After six months of relatively peaceful adjustment and agenda–setting, the first-year president finds himself at the center of a full-blown crisis.
With a department teetering on the verge of revolt and national figures joining the fray, the controversy over Afro-American studies threatens to snowball into a more broadly based criticism of Summers’ tenure as president.
There are signs that Summers still has a chance to escape disaster. As time passes, rhetoric softens, and the odds that the Afro-American studies professors will actually leave dwindles. Less clear, though, are the lessons Summers takes away from this very public battle.
Though Summers won’t comment specifically on the source of ongoing conflict with Fletcher University Professor Cornel R. West ’74 and other members of the Afro-American studies department, he continues to repeat its root is a “misunderstanding.”
But some who have worked closely with Summers say it was a misunderstanding waiting to happen.
Devil’s Advocate
Summers’ defenders call his style intellectually assertive. Overly aggressive, egotistical and bordering on disrespectful, however, is how Summers’ detractors characterize it.

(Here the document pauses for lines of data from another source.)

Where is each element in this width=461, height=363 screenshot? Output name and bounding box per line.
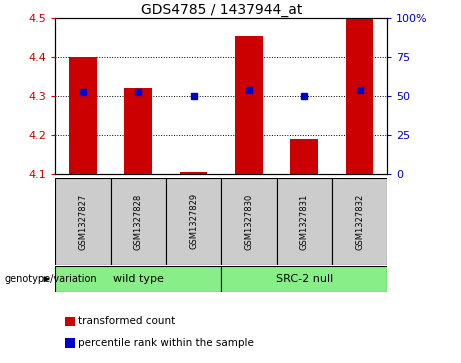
Text: GSM1327831: GSM1327831 (300, 193, 309, 249)
Text: GSM1327832: GSM1327832 (355, 193, 364, 249)
Bar (166, 178, 221, 265)
Bar (180, 171, 207, 174)
Bar (124, 88, 152, 174)
Bar (69, 57, 97, 174)
Bar (55, 178, 111, 265)
Bar (221, 266, 387, 292)
Bar (235, 36, 263, 174)
Bar (221, 178, 277, 265)
Title: GDS4785 / 1437944_at: GDS4785 / 1437944_at (141, 3, 302, 17)
Bar (55, 266, 221, 292)
Bar (111, 178, 166, 265)
Text: GSM1327830: GSM1327830 (244, 193, 254, 249)
Bar (346, 18, 373, 174)
Text: wild type: wild type (113, 274, 164, 284)
Text: SRC-2 null: SRC-2 null (276, 274, 333, 284)
Text: percentile rank within the sample: percentile rank within the sample (78, 338, 254, 348)
Bar (332, 178, 387, 265)
Text: transformed count: transformed count (78, 316, 176, 326)
Text: genotype/variation: genotype/variation (5, 274, 97, 284)
Text: GSM1327827: GSM1327827 (78, 193, 88, 249)
Text: GSM1327829: GSM1327829 (189, 193, 198, 249)
Text: GSM1327828: GSM1327828 (134, 193, 143, 249)
Bar (290, 139, 318, 174)
Bar (277, 178, 332, 265)
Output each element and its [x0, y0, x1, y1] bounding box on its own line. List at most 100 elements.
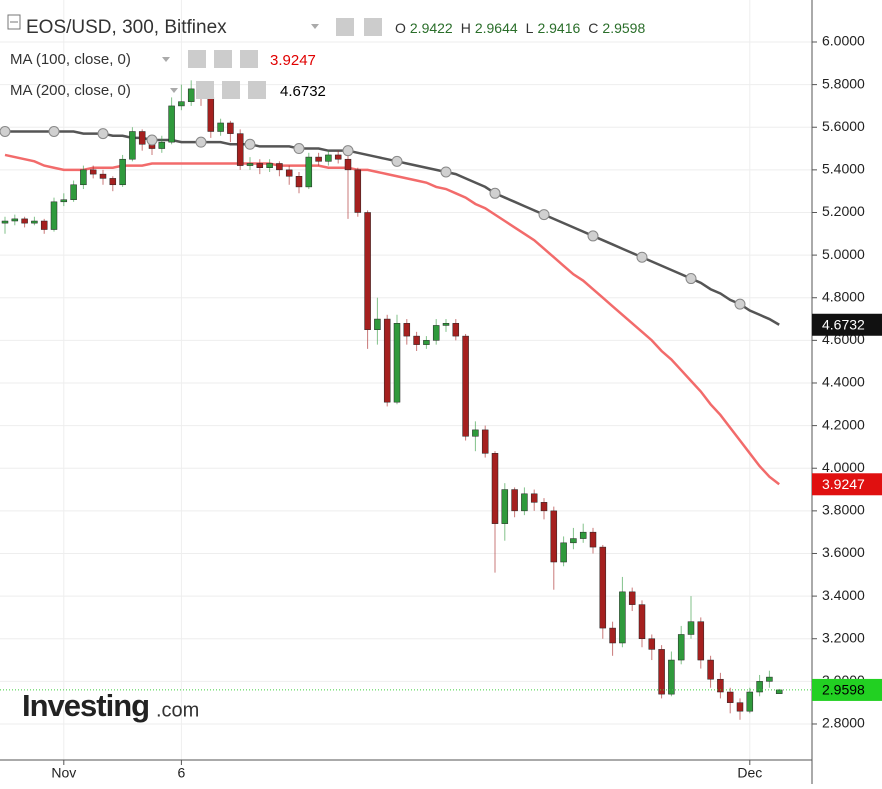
candle-body [315, 156, 322, 162]
settings-icon[interactable] [214, 50, 232, 68]
ohlc-key: L [526, 20, 534, 36]
candle-body [697, 621, 705, 661]
candle-body [540, 502, 548, 512]
candle-body [746, 691, 754, 712]
ma-marker [195, 136, 207, 148]
candle-body [491, 453, 499, 524]
candle-body [325, 154, 332, 162]
candle-body [60, 199, 68, 203]
candle-body [599, 546, 607, 629]
y-tick-label: 5.0000 [822, 246, 865, 262]
candle-body [21, 218, 28, 224]
watermark: Investing .com [22, 688, 199, 723]
candle-body [530, 493, 538, 503]
ma-marker [97, 128, 109, 140]
ohlc-readout: O 2.9422 H 2.9644 L 2.9416 C 2.9598 [395, 20, 645, 36]
candle-body [707, 659, 714, 680]
ma-value: 4.6732 [280, 83, 326, 100]
ohlc-key: O [395, 20, 406, 36]
ma-marker [636, 251, 648, 263]
ma-marker [538, 209, 550, 221]
candle-body [511, 489, 518, 512]
candle-body [138, 131, 146, 145]
dropdown-arrow[interactable] [162, 57, 170, 62]
candle-body [570, 538, 577, 544]
candle-body [481, 429, 489, 454]
y-tick-label: 5.4000 [822, 161, 865, 177]
candle-body [80, 169, 87, 186]
ma-marker [587, 230, 599, 242]
candle-body [374, 318, 381, 330]
dropdown-arrow[interactable] [311, 24, 319, 29]
ma-marker [0, 125, 11, 137]
last-price-badge: 2.9598 [822, 682, 865, 698]
candle-body [217, 122, 224, 132]
y-tick-label: 3.2000 [822, 629, 865, 645]
candle-body [423, 340, 430, 345]
settings-icon[interactable] [364, 18, 382, 36]
dropdown-arrow[interactable] [170, 88, 178, 93]
candle-body [266, 163, 273, 168]
candle-body [334, 154, 342, 160]
candle-body [40, 220, 48, 230]
candle-body [462, 335, 469, 437]
candle-body [50, 201, 58, 230]
candle-body [638, 604, 646, 639]
candle-body [658, 649, 665, 695]
ohlc-value: 2.9422 [410, 20, 453, 36]
candle-body [207, 97, 215, 132]
candle-body [158, 141, 166, 149]
chart-title: EOS/USD, 300, Bitfinex [26, 17, 227, 38]
ma100-badge-bg [812, 473, 882, 496]
collapse-icon[interactable] [7, 14, 21, 30]
candle-body [1, 220, 9, 224]
candle-body [687, 621, 695, 635]
ma-marker [293, 143, 305, 155]
candle-body [187, 88, 195, 102]
candle-body [11, 218, 19, 222]
ohlc-value: 2.9598 [602, 20, 645, 36]
candle-body [246, 163, 254, 166]
candle-body [227, 122, 234, 134]
axis: 2.80003.00003.20003.40003.60003.80004.00… [51, 33, 882, 781]
candle-body [472, 429, 479, 437]
ma100-badge: 3.9247 [822, 476, 865, 492]
candle-body [413, 335, 420, 345]
settings-icon[interactable] [222, 81, 240, 99]
plot [0, 80, 812, 720]
candle-body [560, 542, 567, 563]
grid [0, 0, 812, 760]
candle-body [726, 691, 734, 703]
remove-icon[interactable] [240, 50, 258, 68]
eye-icon[interactable] [336, 18, 354, 36]
x-tick-label: Nov [51, 765, 76, 781]
ma200-badge: 4.6732 [822, 316, 865, 332]
eye-icon[interactable] [188, 50, 206, 68]
candle-body [383, 318, 391, 403]
candle-body [344, 158, 352, 171]
candle-body [442, 323, 450, 326]
candle-body [589, 531, 597, 548]
candle-body [628, 591, 636, 605]
remove-icon[interactable] [248, 81, 266, 99]
candle-body [736, 702, 744, 712]
ma-marker [685, 273, 697, 285]
y-tick-label: 4.2000 [822, 416, 865, 432]
candle-body [501, 489, 509, 524]
moving-average-line [4, 153, 780, 486]
ma-marker [48, 125, 60, 137]
candle-body [393, 323, 401, 403]
y-tick-label: 4.0000 [822, 459, 865, 475]
candle-body [119, 158, 126, 186]
ohlc-value: 2.9416 [537, 20, 580, 36]
eye-icon[interactable] [196, 81, 214, 99]
y-tick-label: 3.8000 [822, 502, 865, 518]
x-tick-label: 6 [178, 765, 186, 781]
candle-body [129, 131, 136, 160]
candle-body [619, 591, 626, 644]
y-tick-label: 6.0000 [822, 33, 865, 49]
x-tick-label: Dec [737, 765, 762, 781]
candle-body [677, 634, 685, 661]
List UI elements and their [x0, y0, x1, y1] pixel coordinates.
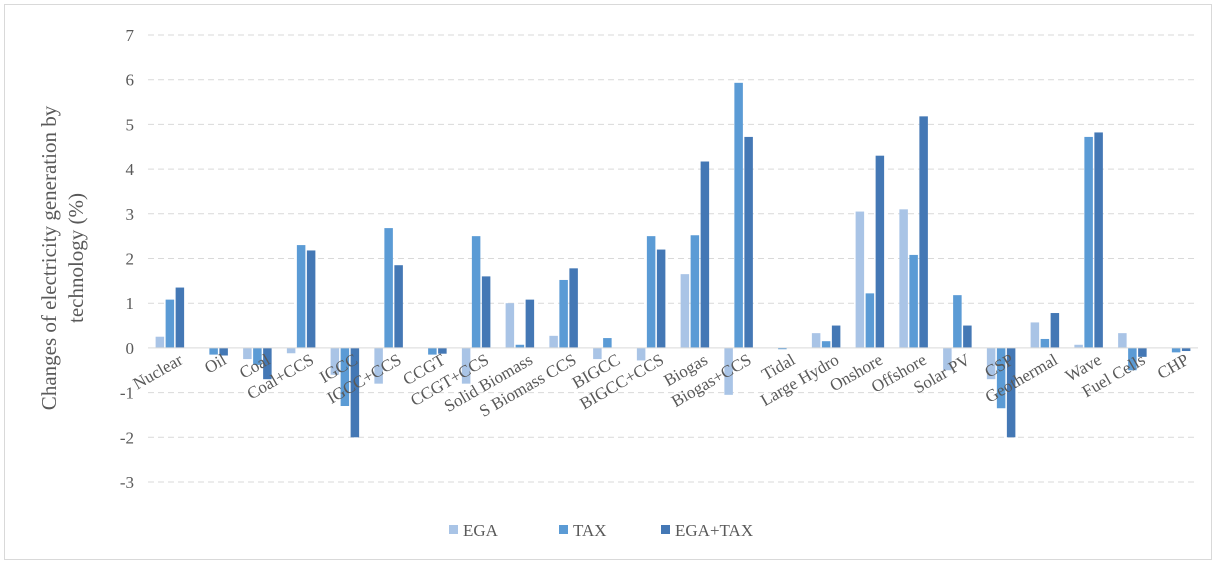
y-tick-label: 6 [126, 71, 135, 90]
bar-tax [471, 236, 481, 348]
y-tick-label: 3 [126, 205, 135, 224]
bar-ega [986, 347, 996, 380]
bar-tax [209, 347, 218, 355]
bar-tax [646, 236, 656, 348]
bar-tax [778, 347, 787, 350]
bar-tax [253, 347, 262, 365]
bar-ega-plus-tax [1006, 347, 1016, 438]
bar-tax [428, 347, 437, 355]
bar-ega-plus-tax [1138, 347, 1147, 357]
legend-label: EGA [463, 521, 499, 540]
bar-ega [374, 347, 383, 384]
y-tick-label: -3 [120, 473, 134, 492]
bar-ega [549, 335, 558, 348]
legend-swatch [661, 525, 670, 534]
bar-ega-plus-tax [175, 287, 185, 348]
legend: EGA TAX EGA+TAX [449, 521, 753, 540]
y-tick-label: 2 [126, 250, 135, 269]
bar-ega [943, 347, 952, 371]
bar-ega [899, 209, 908, 348]
bar-tax [953, 295, 962, 348]
bar-ega [155, 336, 165, 348]
y-tick-label: 7 [126, 26, 135, 45]
bar-ega-plus-tax [481, 276, 491, 348]
chart-frame [4, 4, 1212, 560]
bar-ega-plus-tax [306, 250, 316, 348]
y-tick-label: -2 [120, 428, 134, 447]
bar-tax [384, 228, 393, 348]
bar-tax [821, 341, 831, 348]
y-tick-label: -1 [120, 384, 134, 403]
bar-ega [1074, 344, 1083, 348]
bar-tax [515, 344, 525, 348]
bar-tax [1084, 136, 1093, 348]
bar-tax [909, 254, 918, 348]
bar-ega [1030, 322, 1040, 348]
bar-ega [811, 333, 821, 348]
bar-ega [855, 211, 865, 348]
bar-tax [734, 82, 743, 348]
gridlines [148, 34, 1198, 483]
bar-ega-plus-tax [875, 155, 885, 348]
bar-ega-plus-tax [744, 136, 753, 348]
bar-tax [165, 299, 175, 348]
bar-ega-plus-tax [438, 347, 447, 354]
bar-ega-plus-tax [394, 265, 403, 348]
bar-tax [996, 347, 1006, 409]
y-axis-ticks: -3 -2 -1 0 1 2 3 4 5 6 7 [120, 26, 135, 492]
bar-ega-plus-tax [1094, 132, 1103, 348]
bar-ega [505, 303, 515, 348]
bar-ega [1118, 333, 1127, 348]
y-tick-label: 0 [126, 339, 135, 358]
bar-ega [330, 347, 340, 375]
legend-swatch [559, 525, 568, 534]
bar-tax [340, 347, 350, 407]
bar-ega-plus-tax [219, 347, 228, 356]
bars [155, 82, 1191, 438]
bar-ega [636, 347, 646, 361]
bar-ega-plus-tax [569, 268, 578, 348]
bar-ega-plus-tax [1050, 313, 1060, 348]
y-axis-label: Changes of electricity generation by tech… [37, 105, 88, 410]
y-axis-label-line: technology (%) [64, 193, 88, 323]
bar-ega-plus-tax [919, 116, 928, 348]
bar-ega [593, 347, 602, 360]
bar-ega-plus-tax [700, 161, 710, 348]
legend-label: EGA+TAX [675, 521, 753, 540]
bar-ega [243, 347, 252, 360]
bar-tax [296, 245, 306, 348]
bar-ega [680, 274, 690, 348]
category-label: CHP [1154, 350, 1192, 383]
bar-ega-plus-tax [350, 347, 360, 438]
bar-tax [1171, 347, 1181, 353]
bar-ega-plus-tax [1181, 347, 1191, 352]
bar-ega-plus-tax [656, 249, 666, 348]
bar-tax [1040, 338, 1050, 348]
bar-ega [724, 347, 733, 395]
bar-ega [461, 347, 471, 384]
category-label: Nuclear [130, 350, 186, 394]
y-tick-label: 1 [126, 294, 135, 313]
bar-ega-plus-tax [831, 325, 841, 348]
bar-tax [865, 293, 875, 348]
bar-ega [286, 347, 296, 354]
y-tick-label: 4 [126, 160, 135, 179]
y-tick-label: 5 [126, 115, 135, 134]
legend-label: TAX [573, 521, 607, 540]
bar-ega-plus-tax [963, 325, 972, 348]
bar-tax [603, 338, 612, 348]
bar-ega-plus-tax [525, 299, 535, 348]
y-axis-label-line: Changes of electricity generation by [37, 105, 61, 410]
legend-swatch [449, 525, 458, 534]
bar-tax [690, 235, 700, 348]
bar-ega-plus-tax [263, 347, 272, 380]
bar-tax [559, 279, 568, 348]
bar-tax [1128, 347, 1137, 371]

Throughout his career, this style has been both his greatest strength and his greatest weakness. A number of University and Faculty sources point to this personality as a key factor in triggering controversy once again.
In college, Summers was a star debater and developed an obsessive fondness for playing devil’s advocate. The style suited the young academic, who rose rapidly through the ranks of Harvard’s Faculty.
His startling ascent also won him accolades beyond Harvard. When he graduated into the world of Washington policy-making, his personality became more of a hindrance.
A firebrand at times, Summers didn’t hesitate to speak his mind—sometimes at the cost of alienating supporters. He had a reputation for being tactless. While his analysis was always prescient, colleagues say, it was often ruthless.
In considering Summers to be the University’s 27th president, Harvard’s search committee paid close attention to the question of his style. The powerful group was ultimately reassured on that point by Summers’ predecessor, former Treasury Secretary Robert E. Rubin ’60, who told them that his protege was a mellowed man.
Many professors were excited to bring the young, assertive Summers back to Harvard.
But colleagues and friends admitted that he was likely to—in the words of one friend—“ruffle a few feathers.” Some warned that further refinement was probably in order.